Bali Tribune / SINODE - peserta saat mengikuti Sinode V Keuskupan Denpasar
balitribune.co.id | Nusa Dua - Hari ke dua Sinode V Gereja Katolik Keuskupan Denpasar (Bali-NTB) yang dilaksanakan di Gereja Katolik Maria Bunda Segala Bangsa Lingkungan Puja Mandala Nusa Dua, Selasa (28/11) mendengarkan pemaparan materi oleh para narasumber.
 
Salah seorang narasumber, RD. DR. Okto Naif mengusulkan agar Gereja Katolik Keuskupan Denpasar harus mampu memanfaatkan daya tarik pariwisata Bali.
 
“Perlu adanya titik magnetik pastoral. Apa itu? Tidak lain butuh pastoral pariwisata.

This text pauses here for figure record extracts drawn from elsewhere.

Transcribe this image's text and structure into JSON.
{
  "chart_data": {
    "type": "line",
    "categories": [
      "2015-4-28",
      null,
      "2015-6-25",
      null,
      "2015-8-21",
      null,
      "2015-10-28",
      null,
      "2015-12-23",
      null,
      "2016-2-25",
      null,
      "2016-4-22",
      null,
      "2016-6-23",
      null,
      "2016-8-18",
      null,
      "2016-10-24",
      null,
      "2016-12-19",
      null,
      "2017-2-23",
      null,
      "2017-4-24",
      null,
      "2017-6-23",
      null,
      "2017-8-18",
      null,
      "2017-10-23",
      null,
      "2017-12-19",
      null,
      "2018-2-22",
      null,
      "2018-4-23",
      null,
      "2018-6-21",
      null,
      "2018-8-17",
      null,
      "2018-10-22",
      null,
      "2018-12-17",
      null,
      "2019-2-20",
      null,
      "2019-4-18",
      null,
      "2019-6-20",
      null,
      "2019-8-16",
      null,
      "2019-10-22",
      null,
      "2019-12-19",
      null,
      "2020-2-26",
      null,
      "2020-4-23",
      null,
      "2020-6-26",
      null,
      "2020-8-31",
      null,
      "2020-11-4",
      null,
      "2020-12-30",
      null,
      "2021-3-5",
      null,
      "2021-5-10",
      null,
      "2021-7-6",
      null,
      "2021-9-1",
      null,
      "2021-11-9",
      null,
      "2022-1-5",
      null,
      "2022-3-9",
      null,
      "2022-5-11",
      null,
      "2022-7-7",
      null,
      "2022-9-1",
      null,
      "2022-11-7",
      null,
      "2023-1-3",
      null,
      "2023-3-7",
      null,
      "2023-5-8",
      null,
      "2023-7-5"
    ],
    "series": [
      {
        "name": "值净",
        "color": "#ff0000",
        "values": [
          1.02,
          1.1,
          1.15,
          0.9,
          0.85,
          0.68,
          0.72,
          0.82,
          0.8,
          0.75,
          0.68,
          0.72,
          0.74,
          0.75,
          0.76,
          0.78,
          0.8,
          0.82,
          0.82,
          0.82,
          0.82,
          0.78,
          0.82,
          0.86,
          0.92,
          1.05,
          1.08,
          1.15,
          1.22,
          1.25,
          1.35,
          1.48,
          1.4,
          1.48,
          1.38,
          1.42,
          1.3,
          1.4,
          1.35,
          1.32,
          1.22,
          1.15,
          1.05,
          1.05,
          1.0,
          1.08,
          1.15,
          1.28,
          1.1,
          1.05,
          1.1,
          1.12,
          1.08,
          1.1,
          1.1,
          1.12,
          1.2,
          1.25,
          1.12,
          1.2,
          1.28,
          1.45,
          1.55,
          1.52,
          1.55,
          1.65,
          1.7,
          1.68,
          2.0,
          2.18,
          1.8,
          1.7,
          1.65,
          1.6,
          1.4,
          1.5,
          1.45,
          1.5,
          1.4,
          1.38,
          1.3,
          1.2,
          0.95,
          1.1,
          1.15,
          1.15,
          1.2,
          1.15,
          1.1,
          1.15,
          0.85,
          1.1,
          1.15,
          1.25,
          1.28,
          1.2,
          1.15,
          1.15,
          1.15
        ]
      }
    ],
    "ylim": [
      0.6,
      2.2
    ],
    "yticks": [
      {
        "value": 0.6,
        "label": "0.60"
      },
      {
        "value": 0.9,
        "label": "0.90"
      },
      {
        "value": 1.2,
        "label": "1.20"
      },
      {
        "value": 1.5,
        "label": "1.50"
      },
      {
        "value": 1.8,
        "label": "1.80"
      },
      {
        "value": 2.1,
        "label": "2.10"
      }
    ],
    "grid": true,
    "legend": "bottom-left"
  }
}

Seperti apa, silahkan itu dipikirkan,” katanya.
 
Menurut Romo Okto, jika ada pastoral pariwisata, orang yang datang ke Bali tidak hanya tertarik dengan keindahan Bali saja, tetapi juga tertarik dengan kerohanian yang ada di Bali dan berharap orang akan tersentuh dan khusus mereka yang sudah menganut sekularisasi bisa terinspirasi untuk mengimani Tuhan. Ia mengajak peserta untuk untuk belajar dari Rasul Besar Santo Paulus. Dimanapun dia pergi dan berada, Santo Paulus melakukan hal-hal, antara lain membangun komunio atau komunitas, menguatkan komunitas, buat kaderisasi dan selalu mengembangkan kerja tim.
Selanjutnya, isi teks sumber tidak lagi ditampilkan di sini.